GeneFormatics, meanwhile, has expertise in NMR-based structure analysis, its own database of protein structure and function information using both NMR and computational methods, and informatics technology for rapidly processing genome sequences and pulling out new protein-based drug targets. The company’s relational database holds information on protein sequences for nearly 100,000 human sequences and sequences from nine other genomes.

Additionally, GeneFormatics scientists have developed techniques for rapidly expressing and purifying proteins, said Maggio — a capability that SBI found enticing. “For us this has been a bottleneck in X-ray crystallography,” he said.

But there is overlap that will need to be eliminated, said Chiplin. “If you want to boil the merger down to a nutshell, we keep all of our molecular and structural biology. SBI keeps all of their cellular biology and medicinal chemistry. We have taken some of our annotation services and combined them with SBI’s computer modeling expertise.”

SBI has about 75 employees, and GeneFormatics had somewhere between 50 and 60, said Maggio. The combined headcount will be 73 people, he said, with the bulk of layoffs happening in the areas of administration, finance, accounting, and human resources.

In addition to Maggio, the new executive team will include president and COO David Muth, and vice president and CSO Karl Ramnarayan, both of whom held the same jobs at SBI; and CFO John Schmid, who was the CFO at GeneFormatics. Chiplin will stay on as a consultant for the merger and for the Asian market.

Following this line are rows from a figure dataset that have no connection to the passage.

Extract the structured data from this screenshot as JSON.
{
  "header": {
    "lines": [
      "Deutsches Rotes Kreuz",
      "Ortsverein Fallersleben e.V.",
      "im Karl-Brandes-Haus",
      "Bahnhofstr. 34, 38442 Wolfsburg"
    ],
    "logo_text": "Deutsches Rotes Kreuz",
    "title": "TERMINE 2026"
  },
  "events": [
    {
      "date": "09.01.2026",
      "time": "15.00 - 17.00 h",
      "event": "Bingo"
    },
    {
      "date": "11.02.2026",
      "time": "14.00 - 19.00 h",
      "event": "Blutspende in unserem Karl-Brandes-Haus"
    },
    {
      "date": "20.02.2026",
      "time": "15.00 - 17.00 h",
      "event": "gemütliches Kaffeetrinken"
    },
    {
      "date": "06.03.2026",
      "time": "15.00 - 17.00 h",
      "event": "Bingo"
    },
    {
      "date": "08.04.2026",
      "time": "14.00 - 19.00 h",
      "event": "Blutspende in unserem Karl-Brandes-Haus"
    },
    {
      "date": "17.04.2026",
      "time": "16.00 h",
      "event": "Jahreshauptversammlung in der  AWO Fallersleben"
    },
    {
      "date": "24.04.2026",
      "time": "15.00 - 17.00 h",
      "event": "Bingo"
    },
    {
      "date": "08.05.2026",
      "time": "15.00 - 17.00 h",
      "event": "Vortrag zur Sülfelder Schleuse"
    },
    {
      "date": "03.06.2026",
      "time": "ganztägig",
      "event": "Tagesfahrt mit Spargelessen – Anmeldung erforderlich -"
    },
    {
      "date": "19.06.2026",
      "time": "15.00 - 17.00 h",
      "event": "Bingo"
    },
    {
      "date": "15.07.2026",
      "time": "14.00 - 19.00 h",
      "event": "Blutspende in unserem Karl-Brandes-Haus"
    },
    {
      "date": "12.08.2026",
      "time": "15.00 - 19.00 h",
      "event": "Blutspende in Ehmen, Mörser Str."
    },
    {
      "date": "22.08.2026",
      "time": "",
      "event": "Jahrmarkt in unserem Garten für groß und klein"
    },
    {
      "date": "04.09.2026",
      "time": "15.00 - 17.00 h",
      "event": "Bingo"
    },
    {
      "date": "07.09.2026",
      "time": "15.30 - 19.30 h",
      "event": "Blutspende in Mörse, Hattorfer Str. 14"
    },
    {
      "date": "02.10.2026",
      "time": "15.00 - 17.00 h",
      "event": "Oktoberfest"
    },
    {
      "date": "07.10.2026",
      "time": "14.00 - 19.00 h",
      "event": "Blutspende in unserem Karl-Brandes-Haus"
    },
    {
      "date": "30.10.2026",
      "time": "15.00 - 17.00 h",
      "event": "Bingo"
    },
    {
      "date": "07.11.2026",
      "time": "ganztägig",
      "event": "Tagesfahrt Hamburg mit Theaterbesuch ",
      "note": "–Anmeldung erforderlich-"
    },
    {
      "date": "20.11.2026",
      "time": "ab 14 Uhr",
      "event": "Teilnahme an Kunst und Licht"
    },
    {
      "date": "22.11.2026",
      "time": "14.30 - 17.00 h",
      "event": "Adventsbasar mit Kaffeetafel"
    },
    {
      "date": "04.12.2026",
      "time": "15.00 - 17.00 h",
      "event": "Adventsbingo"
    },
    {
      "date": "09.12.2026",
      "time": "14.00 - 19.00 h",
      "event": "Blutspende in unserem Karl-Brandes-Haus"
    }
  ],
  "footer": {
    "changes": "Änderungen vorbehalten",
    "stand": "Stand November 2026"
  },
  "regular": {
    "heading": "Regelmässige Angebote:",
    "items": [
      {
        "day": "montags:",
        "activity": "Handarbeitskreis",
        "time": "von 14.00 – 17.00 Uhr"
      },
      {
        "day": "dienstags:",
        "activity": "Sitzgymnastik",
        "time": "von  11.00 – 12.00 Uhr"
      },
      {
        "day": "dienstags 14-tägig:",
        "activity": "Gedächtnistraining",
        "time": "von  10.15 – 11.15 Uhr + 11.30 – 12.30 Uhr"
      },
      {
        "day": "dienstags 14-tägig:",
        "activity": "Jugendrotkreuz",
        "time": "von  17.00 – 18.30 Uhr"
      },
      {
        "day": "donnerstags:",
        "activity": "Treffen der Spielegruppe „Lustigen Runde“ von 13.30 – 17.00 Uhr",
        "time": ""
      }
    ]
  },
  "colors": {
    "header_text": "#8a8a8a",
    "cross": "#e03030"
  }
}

With Maggio at the helm, the new company will pursue the hybrid strategy of not only selling protein structure services, but developing drug leads internally. SBI brings to this effort its own pipeline of drug leads including a compound for sickle cell, anthrax lethal factor inhibitors, small molecule interleukin-5 receptor antagonist leads for allergy, an anti-HIV lead compound, and its Bcl-2 inhibitors for diabetes.

The merger has been approved by the boards of both firms but still awaits approval from shareholders and the California Department of Corporations. It will take about 75 days to become final, said Chiplin.

Despite stepping down from his executive role, Chiplin is happy to have gotten to this point. “People say there will be a wave of M&A in biotech, but personally I doubt it because there are so many pitfalls in these transactions,” he said. “I am just pleased we could get the deal done in such a tough financing environment.”